La historia de Daniel Ortega Saavedra tiene ribetes espurios parecidos. Establecida en la Constitución de Nicaragua la expresa prohibición de la reelección, mediante sentencia en el 2012 de los suplentes (ni siquiera de los magistrados titulares) de “su” Corte Suprema de Justicia, alegremente Ortega cambió el mandamiento constitucional para que pudiera reelegirse indefinidamente como lo hizo Evo Morales, en Bolivia. Peor aún, está impidiendo, como lo demuestran los hechos, que ningún candidato opositor participe en la contienda presidencial de noviembre de este año. Contrario a lo que piensan algunos, el modelo de Ortega es el que está copiando Maduro, pues ya fue ensayado en la década de 1990 por La Habana en Managua.
Es un manual de traiciones, de sueños vendidos a las masas que sabían de antemano que iban a traicionar. La traición comienza por casa y así es como Ortega ha perseguido, torturado y encarcelado a sus compañeros de lucha del Frente Sandinista de Liberación Nacional. Aquellos que se unieron alrededor de Ortega para derrocar a Somoza, lo repudian al haber salido peor que el sangriento dictador.
La época de Maduro y Ortega tiene que acabar pronto. Sus días deben estarse contando en algún reloj que mide los tiempos y las estaciones. Ambos, cuales escorias de la humanidad, han desvalijado tanto las esperanzas de su pueblo que su fin es tan inminente como la marcha de la vida.
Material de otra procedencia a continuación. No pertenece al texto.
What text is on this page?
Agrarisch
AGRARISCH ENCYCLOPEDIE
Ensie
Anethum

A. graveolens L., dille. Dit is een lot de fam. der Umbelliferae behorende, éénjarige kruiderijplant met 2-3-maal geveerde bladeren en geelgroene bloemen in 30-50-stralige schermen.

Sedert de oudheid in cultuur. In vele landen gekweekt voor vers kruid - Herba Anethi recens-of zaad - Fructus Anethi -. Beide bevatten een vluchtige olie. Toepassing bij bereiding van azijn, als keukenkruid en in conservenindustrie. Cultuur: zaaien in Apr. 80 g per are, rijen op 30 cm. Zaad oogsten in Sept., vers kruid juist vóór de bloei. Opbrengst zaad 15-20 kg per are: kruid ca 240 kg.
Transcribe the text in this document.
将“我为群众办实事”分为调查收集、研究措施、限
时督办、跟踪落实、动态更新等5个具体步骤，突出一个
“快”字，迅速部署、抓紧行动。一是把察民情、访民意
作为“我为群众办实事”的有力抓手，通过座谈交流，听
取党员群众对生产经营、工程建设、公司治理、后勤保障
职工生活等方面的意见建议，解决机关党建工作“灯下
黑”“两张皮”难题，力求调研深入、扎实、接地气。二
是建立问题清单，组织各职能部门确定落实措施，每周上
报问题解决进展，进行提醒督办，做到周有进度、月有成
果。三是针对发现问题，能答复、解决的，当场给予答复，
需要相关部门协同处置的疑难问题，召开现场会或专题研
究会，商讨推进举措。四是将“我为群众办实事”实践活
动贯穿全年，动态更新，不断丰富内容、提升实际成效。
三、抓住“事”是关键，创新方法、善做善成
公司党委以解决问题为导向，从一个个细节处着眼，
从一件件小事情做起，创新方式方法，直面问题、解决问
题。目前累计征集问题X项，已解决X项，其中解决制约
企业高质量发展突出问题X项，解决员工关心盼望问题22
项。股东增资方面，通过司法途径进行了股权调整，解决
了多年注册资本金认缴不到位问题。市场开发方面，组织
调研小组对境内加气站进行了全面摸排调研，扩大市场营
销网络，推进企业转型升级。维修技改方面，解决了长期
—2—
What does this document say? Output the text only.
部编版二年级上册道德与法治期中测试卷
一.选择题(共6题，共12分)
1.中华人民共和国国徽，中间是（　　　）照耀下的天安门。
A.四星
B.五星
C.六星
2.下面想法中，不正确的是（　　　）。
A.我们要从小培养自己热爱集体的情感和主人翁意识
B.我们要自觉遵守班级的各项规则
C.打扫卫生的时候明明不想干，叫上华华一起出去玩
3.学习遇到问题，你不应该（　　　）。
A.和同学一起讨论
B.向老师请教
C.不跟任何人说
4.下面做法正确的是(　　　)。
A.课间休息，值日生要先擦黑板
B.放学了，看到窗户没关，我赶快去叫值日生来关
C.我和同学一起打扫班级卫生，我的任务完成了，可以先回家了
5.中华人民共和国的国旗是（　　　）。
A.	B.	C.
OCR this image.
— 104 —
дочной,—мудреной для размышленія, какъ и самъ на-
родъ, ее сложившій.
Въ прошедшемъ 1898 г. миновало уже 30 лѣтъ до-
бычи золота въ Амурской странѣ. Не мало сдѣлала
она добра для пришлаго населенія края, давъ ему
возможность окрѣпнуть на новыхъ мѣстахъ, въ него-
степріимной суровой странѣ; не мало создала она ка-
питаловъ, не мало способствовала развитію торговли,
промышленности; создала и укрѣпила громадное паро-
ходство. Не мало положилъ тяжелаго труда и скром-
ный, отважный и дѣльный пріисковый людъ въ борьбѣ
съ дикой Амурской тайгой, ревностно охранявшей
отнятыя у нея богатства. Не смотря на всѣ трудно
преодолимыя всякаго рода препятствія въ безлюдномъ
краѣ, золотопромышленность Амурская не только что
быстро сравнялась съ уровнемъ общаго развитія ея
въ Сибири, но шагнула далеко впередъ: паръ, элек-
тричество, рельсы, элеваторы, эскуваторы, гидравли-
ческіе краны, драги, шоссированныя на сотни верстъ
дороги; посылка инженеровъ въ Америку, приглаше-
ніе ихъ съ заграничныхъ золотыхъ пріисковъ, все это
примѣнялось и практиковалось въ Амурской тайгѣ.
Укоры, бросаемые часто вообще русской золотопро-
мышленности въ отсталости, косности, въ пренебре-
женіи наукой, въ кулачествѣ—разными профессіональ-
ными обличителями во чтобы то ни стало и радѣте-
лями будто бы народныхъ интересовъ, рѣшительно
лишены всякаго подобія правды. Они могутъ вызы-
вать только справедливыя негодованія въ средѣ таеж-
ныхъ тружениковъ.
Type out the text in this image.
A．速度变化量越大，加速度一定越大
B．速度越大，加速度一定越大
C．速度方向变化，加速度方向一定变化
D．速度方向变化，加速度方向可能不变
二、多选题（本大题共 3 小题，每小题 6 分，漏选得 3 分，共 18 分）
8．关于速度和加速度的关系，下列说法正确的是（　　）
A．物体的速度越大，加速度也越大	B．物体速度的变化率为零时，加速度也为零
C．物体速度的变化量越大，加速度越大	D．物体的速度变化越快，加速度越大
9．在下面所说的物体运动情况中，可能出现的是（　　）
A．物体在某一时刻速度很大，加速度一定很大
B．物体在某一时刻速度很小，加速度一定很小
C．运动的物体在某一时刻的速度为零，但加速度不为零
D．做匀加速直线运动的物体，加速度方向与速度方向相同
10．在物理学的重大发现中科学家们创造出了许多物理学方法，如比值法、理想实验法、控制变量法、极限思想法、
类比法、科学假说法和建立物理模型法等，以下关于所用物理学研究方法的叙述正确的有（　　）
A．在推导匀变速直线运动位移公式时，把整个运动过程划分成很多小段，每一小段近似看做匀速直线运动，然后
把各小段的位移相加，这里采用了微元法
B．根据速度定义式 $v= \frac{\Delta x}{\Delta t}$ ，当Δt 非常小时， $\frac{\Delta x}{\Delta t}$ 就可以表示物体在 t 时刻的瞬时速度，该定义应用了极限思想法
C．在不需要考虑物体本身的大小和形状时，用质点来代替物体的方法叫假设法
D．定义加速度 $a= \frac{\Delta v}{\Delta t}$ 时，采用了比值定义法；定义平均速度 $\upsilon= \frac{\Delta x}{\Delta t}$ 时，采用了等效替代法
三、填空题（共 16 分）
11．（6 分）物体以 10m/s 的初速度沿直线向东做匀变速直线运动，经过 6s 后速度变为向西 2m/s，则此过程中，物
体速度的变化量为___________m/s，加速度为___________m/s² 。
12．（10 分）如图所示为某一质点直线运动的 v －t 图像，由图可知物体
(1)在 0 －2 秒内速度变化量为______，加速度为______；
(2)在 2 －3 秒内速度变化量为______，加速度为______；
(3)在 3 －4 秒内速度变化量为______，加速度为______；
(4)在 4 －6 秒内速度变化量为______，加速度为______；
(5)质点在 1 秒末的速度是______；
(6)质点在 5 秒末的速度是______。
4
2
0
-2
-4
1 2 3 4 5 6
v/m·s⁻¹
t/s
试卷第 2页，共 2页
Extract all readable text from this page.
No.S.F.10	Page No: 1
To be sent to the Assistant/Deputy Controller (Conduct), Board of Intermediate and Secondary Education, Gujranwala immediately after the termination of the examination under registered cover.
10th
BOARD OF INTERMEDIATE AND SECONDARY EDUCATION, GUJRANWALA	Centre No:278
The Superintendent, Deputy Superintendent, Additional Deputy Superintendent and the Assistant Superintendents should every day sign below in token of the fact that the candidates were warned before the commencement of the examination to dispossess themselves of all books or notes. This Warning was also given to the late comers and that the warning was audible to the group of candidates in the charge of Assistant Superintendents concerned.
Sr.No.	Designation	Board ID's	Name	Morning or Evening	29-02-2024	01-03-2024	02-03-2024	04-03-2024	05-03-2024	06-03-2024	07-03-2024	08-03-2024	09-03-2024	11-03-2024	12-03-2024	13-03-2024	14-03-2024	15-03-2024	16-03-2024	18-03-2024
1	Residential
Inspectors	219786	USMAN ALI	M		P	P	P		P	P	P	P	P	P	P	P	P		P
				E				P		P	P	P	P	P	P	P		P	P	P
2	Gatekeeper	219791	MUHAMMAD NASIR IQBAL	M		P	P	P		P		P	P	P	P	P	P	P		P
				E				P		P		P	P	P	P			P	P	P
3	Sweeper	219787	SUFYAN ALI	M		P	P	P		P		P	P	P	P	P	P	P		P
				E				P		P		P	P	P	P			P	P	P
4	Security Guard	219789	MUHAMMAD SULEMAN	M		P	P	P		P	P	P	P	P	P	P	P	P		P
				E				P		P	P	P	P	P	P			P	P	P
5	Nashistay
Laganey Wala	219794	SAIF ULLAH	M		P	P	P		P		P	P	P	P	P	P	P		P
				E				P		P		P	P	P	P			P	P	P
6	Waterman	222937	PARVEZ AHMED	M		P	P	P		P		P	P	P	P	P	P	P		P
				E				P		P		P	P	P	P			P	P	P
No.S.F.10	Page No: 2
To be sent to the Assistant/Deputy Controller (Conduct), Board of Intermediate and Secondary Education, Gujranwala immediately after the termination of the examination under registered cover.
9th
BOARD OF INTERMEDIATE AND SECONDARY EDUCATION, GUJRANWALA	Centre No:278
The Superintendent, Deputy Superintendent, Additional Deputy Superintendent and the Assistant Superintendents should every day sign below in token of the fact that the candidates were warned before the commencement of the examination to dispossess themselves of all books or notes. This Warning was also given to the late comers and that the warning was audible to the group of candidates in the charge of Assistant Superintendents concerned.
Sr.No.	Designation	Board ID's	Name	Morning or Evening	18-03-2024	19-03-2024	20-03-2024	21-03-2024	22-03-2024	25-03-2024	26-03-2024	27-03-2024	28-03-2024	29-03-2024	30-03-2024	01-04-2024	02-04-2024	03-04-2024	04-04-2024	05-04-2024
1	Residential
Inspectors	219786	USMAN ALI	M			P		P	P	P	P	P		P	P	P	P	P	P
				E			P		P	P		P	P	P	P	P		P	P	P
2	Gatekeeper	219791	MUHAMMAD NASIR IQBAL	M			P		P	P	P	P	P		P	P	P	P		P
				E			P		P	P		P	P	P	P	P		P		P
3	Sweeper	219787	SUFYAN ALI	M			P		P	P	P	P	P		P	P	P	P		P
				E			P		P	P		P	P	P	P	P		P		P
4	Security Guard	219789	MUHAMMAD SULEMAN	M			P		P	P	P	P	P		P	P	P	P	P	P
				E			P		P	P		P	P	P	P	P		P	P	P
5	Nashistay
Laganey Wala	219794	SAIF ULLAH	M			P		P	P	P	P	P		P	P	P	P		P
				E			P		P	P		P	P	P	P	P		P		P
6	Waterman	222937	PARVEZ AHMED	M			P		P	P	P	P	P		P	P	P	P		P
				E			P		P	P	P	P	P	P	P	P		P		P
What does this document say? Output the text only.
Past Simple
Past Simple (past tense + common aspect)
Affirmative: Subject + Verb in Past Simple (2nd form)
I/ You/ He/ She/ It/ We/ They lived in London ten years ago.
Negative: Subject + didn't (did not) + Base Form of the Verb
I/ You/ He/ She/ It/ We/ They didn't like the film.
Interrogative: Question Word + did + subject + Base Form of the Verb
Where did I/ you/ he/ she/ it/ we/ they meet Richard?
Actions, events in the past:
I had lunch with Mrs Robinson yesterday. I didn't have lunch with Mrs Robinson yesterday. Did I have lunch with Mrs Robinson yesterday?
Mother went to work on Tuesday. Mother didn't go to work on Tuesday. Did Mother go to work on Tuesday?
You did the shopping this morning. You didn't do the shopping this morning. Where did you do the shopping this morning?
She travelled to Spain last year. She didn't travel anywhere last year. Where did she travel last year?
Sus propios seguidores, ansían el cambio profundo del permanente robo que esas dictaduras están cometiendo contra sus pueblos.
Maduro, para poder subsistir en el poder, apoyado por la delincuencia interna y por los capos del narcotráfico y regímenes autoritarios como China, Irán, Rusia y Turquía, a cambio de recursos naturales, ha destruido el tejido social y económico de Venezuela.
Ortega, que gobierna el segundo país más pobre de América -superado solo por Haití- a través de su familia, sus hijos y esposa, la vicepresidenta Rosario Murillo, dilapidó, sin rendir cuentas a nadie, más de $5,000 millones que Chávez regaló a ese país.
América no puede ser ajena a esas tragedias. Ya no caben las medias tintas de un México, ahora con López Obrador, que argumente una sospechosa histórica neutralidad, como tampoco la hipócrita distancia que marca frente al problema Alberto Fernández, de Argentina. La violación de los derechos humanos no tiene fronteras, menos la generalizada corrupción demostrada en esas dictaduras y su vinculación con el narcotráfico. No actuar con decisión y guardar silencio frente a Nicaragua y Venezuela equivale a ser cómplices de regímenes espurios y delincuentes. Dictaduras como esas son tóxicas para el resto de países del continente.